The first witness in the two-day hearing at the Thomas & Mack Moot Courtroom at UNLV’s Boyd Law School, former court administrator David Denson, testified that Tobiasson and Chelini “blacklisted” certain clerks who could not work in their courtrooms.

Denson, who was fired from his role in July after five years on the job, said he had rare interactions with the judges, and that Tobiasson and Chelini played no role in administrative terminations, including his own.

But he testified that Tobiasson cussed during a meeting and that he overheard Chelini swear in “kind of an inappropriate manner” during a phone call with another administrator.

“It’s really not good when you do it in front of the clerks,” Denson told the panel.

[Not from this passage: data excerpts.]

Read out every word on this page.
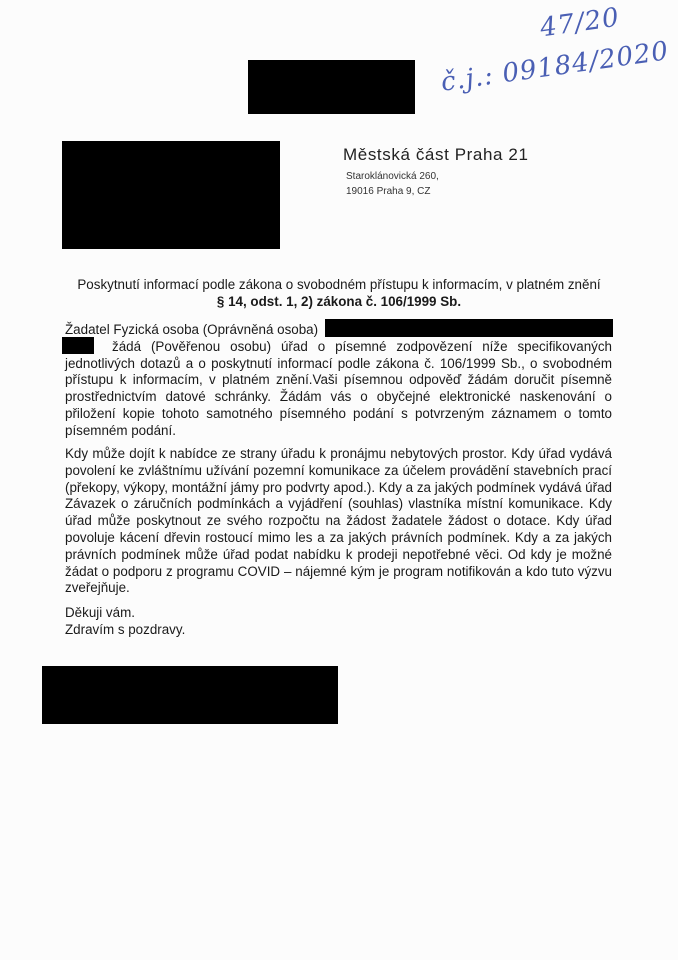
47/20
č.j.: 09184/2020
Městská část Praha 21
Staroklánovická 260,
19016 Praha 9, CZ
Poskytnutí informací podle zákona o svobodném přístupu k informacím, v platném znění
§ 14, odst. 1, 2) zákona č. 106/1999 Sb.
Žadatel Fyzická osoba (Oprávněná osoba)
žádá (Pověřenou osobu) úřad o písemné zodpovězení níže specifikovaných jednotlivých dotazů a o poskytnutí informací podle zákona č. 106/1999 Sb., o svobodném přístupu k informacím, v platném znění.Vaši písemnou odpověď žádám doručit písemně prostřednictvím datové schránky. Žádám vás o obyčejné elektronické naskenování o přiložení kopie tohoto samotného písemného podání s potvrzeným záznamem o tomto písemném podání.
Kdy může dojít k nabídce ze strany úřadu k pronájmu nebytových prostor. Kdy úřad vydává povolení ke zvláštnímu užívání pozemní komunikace za účelem provádění stavebních prací (překopy, výkopy, montážní jámy pro podvrty apod.). Kdy a za jakých podmínek vydává úřad Závazek o záručních podmínkách a vyjádření (souhlas) vlastníka místní komunikace. Kdy úřad může poskytnout ze svého rozpočtu na žádost žadatele žádost o dotace. Kdy úřad povoluje kácení dřevin rostoucí mimo les a za jakých právních podmínek. Kdy a za jakých právních podmínek může úřad podat nabídku k prodeji nepotřebné věci. Od kdy je možné žádat o podporu z programu COVID – nájemné kým je program notifikován a kdo tuto výzvu zveřejňuje.
Děkuji vám.
Zdravím s pozdravy.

Pitaro later referred to the comments as “street slang.”

Another courthouse worker, Maggie Tucker, filed a complaint with the commission about how clerks were transferred among courtrooms.

During testimony on Monday, she referenced an email Tobiasson sent in August 2018 “that really upset me,” but did not testify about the details of the message, except to say that the judge interfered in “personnel matters.”

Tucker, a supervisor in the criminal division of Las Vegas Justice Court, said she felt “undermined” when she tried to address “bullying” among court clerks.

Asked if she sought, in her complaint, to have the judges removed from the bench, Tucker said: “Never, ever. I didn’t think it would go this far.”

The judges face possible suspension after the state’s discipline commission found they posed “a substantial threat of serious harm to the public or administration of justice.”

In an opening statement, Terry told the seven-member panel: “These two women do not pose a threat to the public or the administration of justice.” He said he planned to call at least five different judges to testify.

Andress-Tobiasson, a former Clark County prosecutor, took the bench in 2009. Chelini, a former criminal defense attorney, was elected in 2016.